Algumas semanas antes, ele havia tido um mal desempenho no debate contra seu principal adversário. E havia rumores de que, aos 73 anos, ele estava simplesmente velho demais para o cargo.

Na época, Reagan era o presidente mais velho da história dos Estados Unidos, recorde que foi quebrado por Donald Trump (74) e agora pelo atual presidente, Joe Biden (78).

Seu antecessor no cargo havia passado dias sem dormir, na época da crise dos mísseis cubanos. E Trewhitt queria saber se Regan tinha alguma dúvida de que poderia governar sob circunstâncias semelhantes.

"Não, nenhuma, Trehwitt", respondeu Reagan, segurando um sorriso.

"E quero que saiba que também não vou fazer da idade um tema desta campanha. Não vou explorar, para fins políticos, a juventude e a inexperiência do meu oponente."

A resposta foi recebida com gargalhadas e aplausos, que precederam uma vitória esmagadora do candidato republicano.

A ironia de Reagan, no entanto, continha mais verdade do que ele podia imaginar.

Ele não só tinha a experiência ao seu lado, como também uma "personalidade madura".

Todos nós estamos familiarizados com a transformação física que o envelhecimento impõe: a pele perde elasticidade, a gengiva se retrai, o nariz cresce, os pelos brotam em lugares peculiares — ao mesmo tempo que desaparecem completamente de outros — e aqueles preciosos centímetros de altura a que nos agarramos começam a desaparecer.

Agora, após décadas de pesquisas sobre os efeitos do envelhecimento, os cientistas estão descobrindo mudanças mais misteriosas.

"A conclusão é exatamente esta: que não somos a mesma pessoa durante toda nossa vida", diz René Mõttus, psicólogo da Universidade de Edimburgo, na Escócia.

A maioria de nós gostaria de pensar na nossa personalidade como relativamente estável ao longo da vida.

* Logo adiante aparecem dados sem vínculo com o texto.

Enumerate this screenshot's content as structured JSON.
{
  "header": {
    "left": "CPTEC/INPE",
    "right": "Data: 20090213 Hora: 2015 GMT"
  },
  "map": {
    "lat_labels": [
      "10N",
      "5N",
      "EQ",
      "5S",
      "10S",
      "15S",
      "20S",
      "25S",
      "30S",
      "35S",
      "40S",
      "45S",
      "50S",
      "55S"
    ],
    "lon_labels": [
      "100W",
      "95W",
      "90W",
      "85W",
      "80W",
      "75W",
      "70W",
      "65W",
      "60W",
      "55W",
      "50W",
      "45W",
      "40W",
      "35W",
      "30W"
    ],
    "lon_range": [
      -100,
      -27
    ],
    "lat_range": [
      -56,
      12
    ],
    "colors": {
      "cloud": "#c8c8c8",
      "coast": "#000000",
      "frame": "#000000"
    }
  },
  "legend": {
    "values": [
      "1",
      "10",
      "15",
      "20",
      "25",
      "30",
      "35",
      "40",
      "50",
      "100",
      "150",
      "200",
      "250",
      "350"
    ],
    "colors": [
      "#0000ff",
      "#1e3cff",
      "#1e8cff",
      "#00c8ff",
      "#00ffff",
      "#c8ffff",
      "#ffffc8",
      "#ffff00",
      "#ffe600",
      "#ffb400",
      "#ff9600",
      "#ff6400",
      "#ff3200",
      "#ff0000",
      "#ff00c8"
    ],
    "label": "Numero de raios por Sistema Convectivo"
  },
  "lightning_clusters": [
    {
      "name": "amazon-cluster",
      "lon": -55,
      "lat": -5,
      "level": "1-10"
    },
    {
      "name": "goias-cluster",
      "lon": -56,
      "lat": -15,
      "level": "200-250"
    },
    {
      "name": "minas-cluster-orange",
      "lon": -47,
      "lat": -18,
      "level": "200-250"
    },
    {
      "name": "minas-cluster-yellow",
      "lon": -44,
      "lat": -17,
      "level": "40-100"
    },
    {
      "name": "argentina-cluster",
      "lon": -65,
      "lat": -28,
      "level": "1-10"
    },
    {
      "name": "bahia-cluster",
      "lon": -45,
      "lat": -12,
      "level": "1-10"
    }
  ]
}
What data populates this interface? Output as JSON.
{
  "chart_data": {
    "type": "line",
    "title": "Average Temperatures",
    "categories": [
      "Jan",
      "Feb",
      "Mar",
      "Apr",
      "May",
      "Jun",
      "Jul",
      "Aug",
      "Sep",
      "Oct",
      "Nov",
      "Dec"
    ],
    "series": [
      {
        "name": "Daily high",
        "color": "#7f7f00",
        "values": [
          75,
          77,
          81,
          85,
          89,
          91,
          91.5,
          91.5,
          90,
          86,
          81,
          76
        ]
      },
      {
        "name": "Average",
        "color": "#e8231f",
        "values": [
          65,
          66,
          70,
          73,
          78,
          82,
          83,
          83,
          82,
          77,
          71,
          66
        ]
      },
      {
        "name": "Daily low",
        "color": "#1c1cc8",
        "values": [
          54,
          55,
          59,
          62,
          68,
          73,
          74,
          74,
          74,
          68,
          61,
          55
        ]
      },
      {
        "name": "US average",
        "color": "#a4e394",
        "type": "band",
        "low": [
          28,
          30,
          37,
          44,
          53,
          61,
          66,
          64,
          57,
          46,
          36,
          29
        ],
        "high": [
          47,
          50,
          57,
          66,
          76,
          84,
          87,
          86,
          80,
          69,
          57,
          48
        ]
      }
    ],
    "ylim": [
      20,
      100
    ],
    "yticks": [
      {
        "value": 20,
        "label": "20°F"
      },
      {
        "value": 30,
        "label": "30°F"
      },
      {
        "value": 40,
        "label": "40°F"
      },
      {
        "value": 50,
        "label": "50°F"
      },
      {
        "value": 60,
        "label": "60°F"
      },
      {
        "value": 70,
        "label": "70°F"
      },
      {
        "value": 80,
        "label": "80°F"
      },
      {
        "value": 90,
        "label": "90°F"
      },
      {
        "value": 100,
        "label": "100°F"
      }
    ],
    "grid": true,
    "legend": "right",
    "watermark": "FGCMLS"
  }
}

Mas várias pesquisas sugerem que não é o caso.

Nossas características estão mudando constantemente e, quando entramos na casa dos 70 e 80 anos, passamos por uma transformação significativa.

A modificação gradual da nossa personalidade tem algumas vantagens surpreendentes. Nos tornamos mais conscientes, agradáveis ​​e menos neuróticos. Os níveis dos traços de personalidade da chamada "tríade obscura" — maquiavelismo, narcisismo e psicopatia — também tendem a diminuir e, com eles, o risco de comportamentos antissociais, como crimes e uso abusivo de substâncias.

As pesquisas mostram que nos tornamos pessoas mais altruístas e confiantes. Nossa força de vontade aumenta e desenvolvemos um senso de humor melhor. Por fim, os idosos têm mais controle sobre suas emoções.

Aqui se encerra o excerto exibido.